I can guess the answers to those questions, though of course, I can’t know for certain. What I do know is that Bishop Zavala’s fall is a sobering reminder that we need to keep ourselves accountable to people around us.

My family and friends save me from falling just as much as any shred of virtue I may have developed over the years. For example, I have no desire to look at Internet porn. While I hope it’s because I have the virtue of chastity, I think the lack of temptation I experience in this area is also simply because I lack opportunities for that sin.

I have a computer in a public place in my house and five kids walking around. There are techs at my work that would be notified if I searched for inappropriate stuff in the office. There’s a wife who would kill me if I did. And the confessor who I sit down with face-to-face every month would have to hear about it.

When the people someone is surrounded by put a brick wall between that person and some sin, it never gets much opportunity to become a serious temptation.

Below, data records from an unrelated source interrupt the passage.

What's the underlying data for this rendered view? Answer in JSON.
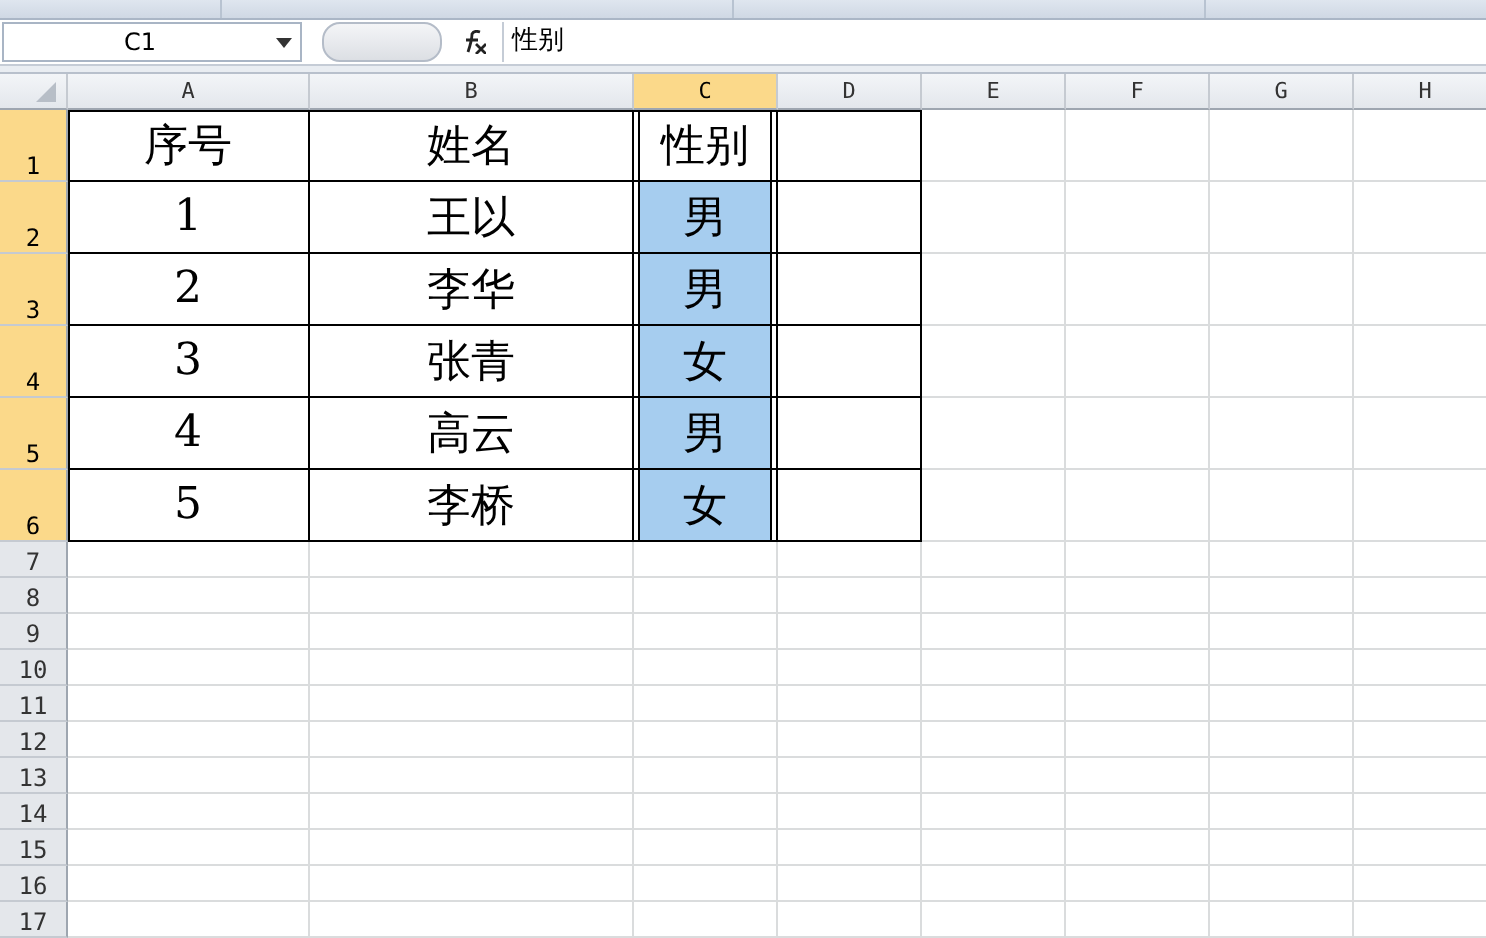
{
  "name_box": {
    "value": "C1"
  },
  "formula_bar": {
    "value": "性别"
  },
  "columns": [
    {
      "label": "A",
      "selected": false
    },
    {
      "label": "B",
      "selected": false
    },
    {
      "label": "C",
      "selected": true
    },
    {
      "label": "D",
      "selected": false
    },
    {
      "label": "E",
      "selected": false
    },
    {
      "label": "F",
      "selected": false
    },
    {
      "label": "G",
      "selected": false
    },
    {
      "label": "H",
      "selected": false
    }
  ],
  "rows": [
    {
      "label": "1",
      "selected": true,
      "bordered": true,
      "cells": [
        {
          "text": "序号",
          "selected": false
        },
        {
          "text": "姓名",
          "selected": false
        },
        {
          "text": "性别",
          "selected": false
        }
      ]
    },
    {
      "label": "2",
      "selected": true,
      "bordered": true,
      "cells": [
        {
          "text": "1",
          "selected": false
        },
        {
          "text": "王以",
          "selected": false
        },
        {
          "text": "男",
          "selected": true
        }
      ]
    },
    {
      "label": "3",
      "selected": true,
      "bordered": true,
      "cells": [
        {
          "text": "2",
          "selected": false
        },
        {
          "text": "李华",
          "selected": false
        },
        {
          "text": "男",
          "selected": true
        }
      ]
    },
    {
      "label": "4",
      "selected": true,
      "bordered": true,
      "cells": [
        {
          "text": "3",
          "selected": false
        },
        {
          "text": "张青",
          "selected": false
        },
        {
          "text": "女",
          "selected": true
        }
      ]
    },
    {
      "label": "5",
      "selected": true,
      "bordered": true,
      "cells": [
        {
          "text": "4",
          "selected": false
        },
        {
          "text": "高云",
          "selected": false
        },
        {
          "text": "男",
          "selected": true
        }
      ]
    },
    {
      "label": "6",
      "selected": true,
      "bordered": true,
      "cells": [
        {
          "text": "5",
          "selected": false
        },
        {
          "text": "李桥",
          "selected": false
        },
        {
          "text": "女",
          "selected": true
        }
      ]
    },
    {
      "label": "7",
      "selected": false,
      "bordered": false,
      "cells": []
    },
    {
      "label": "8",
      "selected": false,
      "bordered": false,
      "cells": []
    },
    {
      "label": "9",
      "selected": false,
      "bordered": false,
      "cells": []
    },
    {
      "label": "10",
      "selected": false,
      "bordered": false,
      "cells": []
    },
    {
      "label": "11",
      "selected": false,
      "bordered": false,
      "cells": []
    },
    {
      "label": "12",
      "selected": false,
      "bordered": false,
      "cells": []
    },
    {
      "label": "13",
      "selected": false,
      "bordered": false,
      "cells": []
    },
    {
      "label": "14",
      "selected": false,
      "bordered": false,
      "cells": []
    },
    {
      "label": "15",
      "selected": false,
      "bordered": false,
      "cells": []
    },
    {
      "label": "16",
      "selected": false,
      "bordered": false,
      "cells": []
    },
    {
      "label": "17",
      "selected": false,
      "bordered": false,
      "cells": []
    }
  ]
}
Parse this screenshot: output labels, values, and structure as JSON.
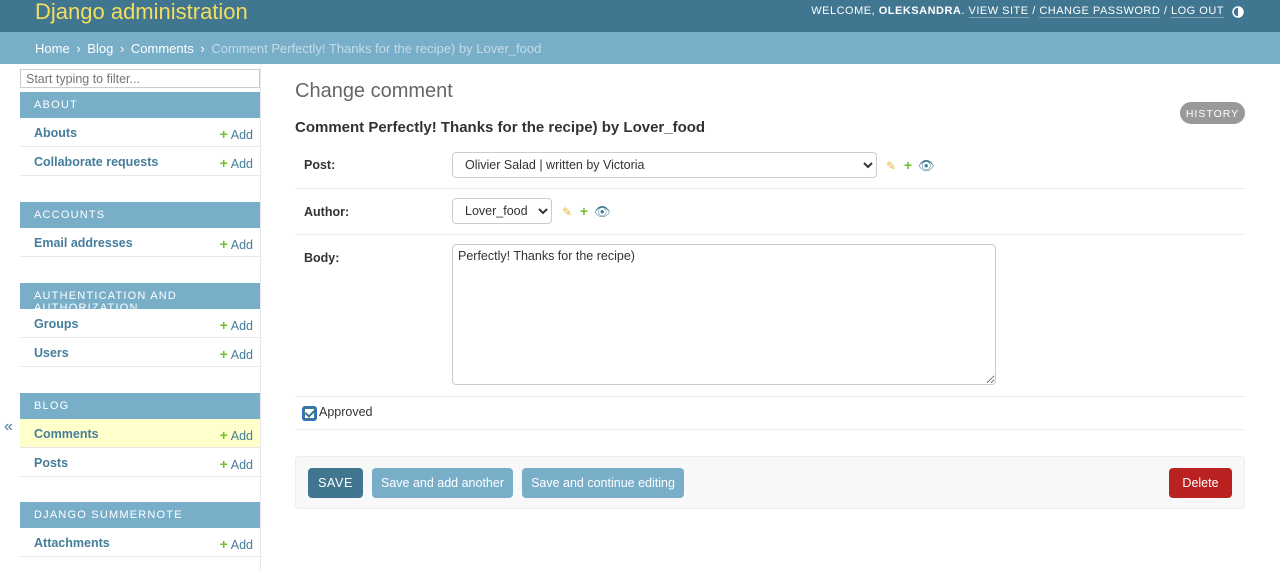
{
  "header": {
    "brand": "Django administration",
    "welcome": "Welcome,",
    "username": "Oleksandra",
    "view_site": "View site",
    "change_password": "Change password",
    "log_out": "Log out",
    "separator": "/",
    "theme_icon": "contrast-half-circle-icon",
    "colors": {
      "bar": "#417690",
      "brand": "#f5dd5d"
    }
  },
  "breadcrumbs": {
    "home": "Home",
    "blog": "Blog",
    "comments": "Comments",
    "current": "Comment Perfectly! Thanks for the recipe) by Lover_food",
    "arrow": "›"
  },
  "sidebar": {
    "filter_placeholder": "Start typing to filter...",
    "add_label": "Add",
    "collapse_glyph": "«",
    "modules": [
      {
        "caption": "About",
        "models": [
          {
            "name": "Abouts"
          },
          {
            "name": "Collaborate requests"
          }
        ]
      },
      {
        "caption": "Accounts",
        "models": [
          {
            "name": "Email addresses"
          }
        ]
      },
      {
        "caption": "Authentication and Authorization",
        "models": [
          {
            "name": "Groups"
          },
          {
            "name": "Users"
          }
        ]
      },
      {
        "caption": "Blog",
        "models": [
          {
            "name": "Comments",
            "current": true
          },
          {
            "name": "Posts"
          }
        ]
      },
      {
        "caption": "Django Summernote",
        "models": [
          {
            "name": "Attachments"
          }
        ]
      }
    ]
  },
  "content": {
    "title": "Change comment",
    "history": "History",
    "object_title": "Comment Perfectly! Thanks for the recipe) by Lover_food",
    "fields": {
      "post": {
        "label": "Post:",
        "value": "Olivier Salad | written by Victoria"
      },
      "author": {
        "label": "Author:",
        "value": "Lover_food"
      },
      "body": {
        "label": "Body:",
        "value": "Perfectly! Thanks for the recipe)"
      },
      "approved": {
        "label": "Approved",
        "checked": true
      }
    },
    "related_icons": [
      "pencil-icon",
      "plus-icon",
      "eye-icon"
    ]
  },
  "submit_row": {
    "save": "Save",
    "save_add_another": "Save and add another",
    "save_continue": "Save and continue editing",
    "delete": "Delete",
    "colors": {
      "primary": "#417690",
      "secondary": "#79aec8",
      "delete": "#ba2121"
    }
  }
}
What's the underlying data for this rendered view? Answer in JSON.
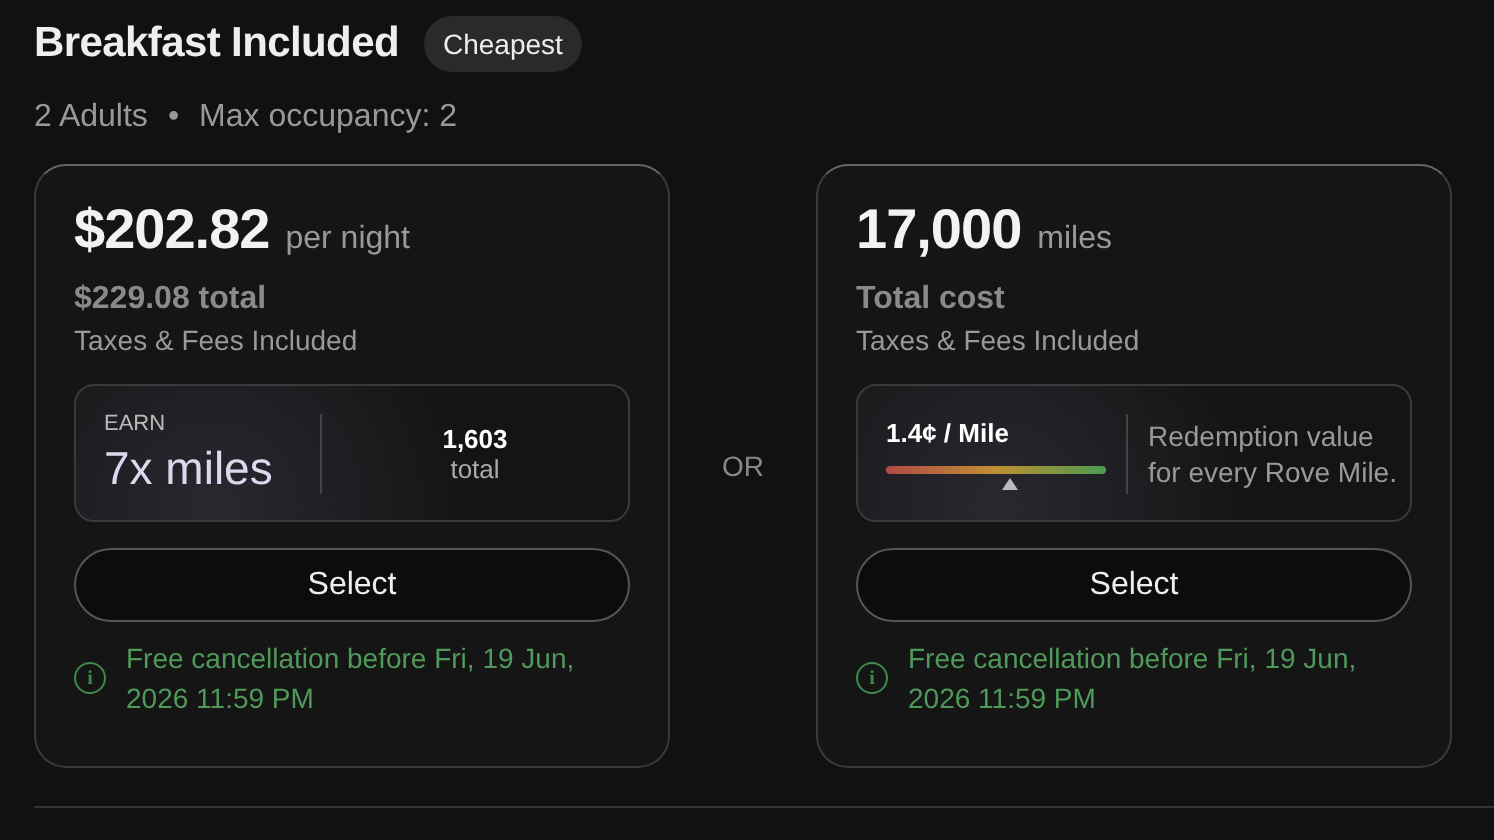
{
  "title": "Breakfast Included",
  "badge": "Cheapest",
  "guests": "2 Adults",
  "separator": "•",
  "occupancy": "Max occupancy: 2",
  "divider_label": "OR",
  "options": [
    {
      "kind": "cash",
      "amount": "$202.82",
      "unit": "per night",
      "total": "$229.08 total",
      "note": "Taxes & Fees Included",
      "earn_label": "EARN",
      "earn_value": "7x miles",
      "earn_total": "1,603",
      "earn_total_label": "total",
      "button": "Select",
      "cancellation": "Free cancellation before Fri, 19 Jun, 2026 11:59 PM",
      "info_icon": "i"
    },
    {
      "kind": "miles",
      "amount": "17,000",
      "unit": "miles",
      "total": "Total cost",
      "note": "Taxes & Fees Included",
      "rate": "1.4¢ / Mile",
      "level": 0.56,
      "rate_note": "Redemption value for every Rove Mile.",
      "button": "Select",
      "cancellation": "Free cancellation before Fri, 19 Jun, 2026 11:59 PM",
      "info_icon": "i"
    }
  ]
}
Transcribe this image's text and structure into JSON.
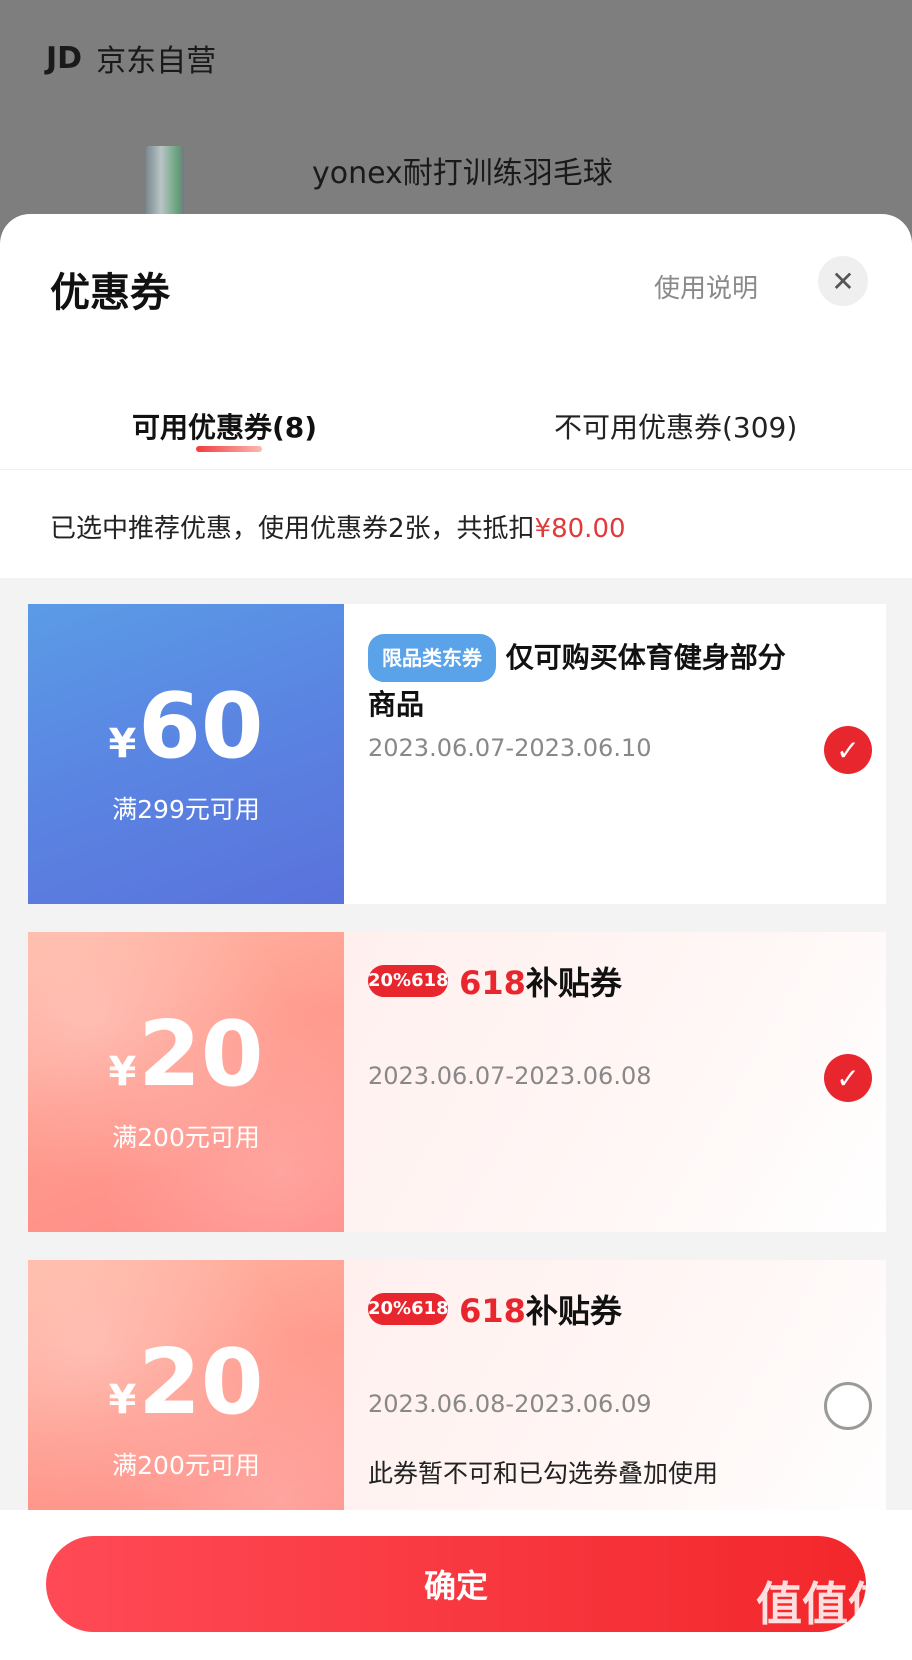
{
  "background": {
    "shop_logo": "JD",
    "shop_name": "京东自营",
    "product_title": "yonex耐打训练羽毛球"
  },
  "sheet": {
    "title": "优惠券",
    "usage_link": "使用说明",
    "close_icon": "close-icon"
  },
  "tabs": [
    {
      "label": "可用优惠券(8)",
      "active": true
    },
    {
      "label": "不可用优惠券(309)",
      "active": false
    }
  ],
  "summary": {
    "text": "已选中推荐优惠，使用优惠券2张，共抵扣",
    "amount": "¥80.00"
  },
  "coupons": [
    {
      "yen": "¥",
      "amount": "60",
      "condition": "满299元可用",
      "tag": "限品类东券",
      "title": "仅可购买体育健身部分商品",
      "date": "2023.06.07-2023.06.10",
      "selected": true
    },
    {
      "yen": "¥",
      "amount": "20",
      "condition": "满200元可用",
      "badge": "20%618",
      "title_prefix": "618",
      "title_suffix": "补贴券",
      "date": "2023.06.07-2023.06.08",
      "selected": true
    },
    {
      "yen": "¥",
      "amount": "20",
      "condition": "满200元可用",
      "badge": "20%618",
      "title_prefix": "618",
      "title_suffix": "补贴券",
      "date": "2023.06.08-2023.06.09",
      "note": "此券暂不可和已勾选券叠加使用",
      "selected": false
    }
  ],
  "footer": {
    "confirm_label": "确定"
  },
  "watermark": {
    "text": "值值值",
    "url": "zhizhizhi.com"
  },
  "colors": {
    "accent": "#e8262e",
    "blue_coupon": "#5a84e2",
    "pink_coupon": "#ff9b8e"
  }
}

Sequoias are the largest trees on earth. Their roots don’t go deep. They go wide. When they interlock with all the other sequoias around them, they become the strongest of trees. Cut down every sequoia around another and no matter how massive its trunk, it is far more likely to fall. Likewise, we need each other to stand tall. That’s why God made so many of us.

We need candid conversations with friends, family and confessors who we can be real with and who won’t shun us when we tell them what’s been tempting us or what weakness we’ve been struggling with. Without that, I think that we’re all Gabinos waiting to happen – to a greater or lesser degree.

I hope Bishop Zavala and all involved will find that kind of support in the Christian community after this fall. And I hope that we’ll all be reminded that no one is beyond becoming a scandal if we aren’t standing with the help of others.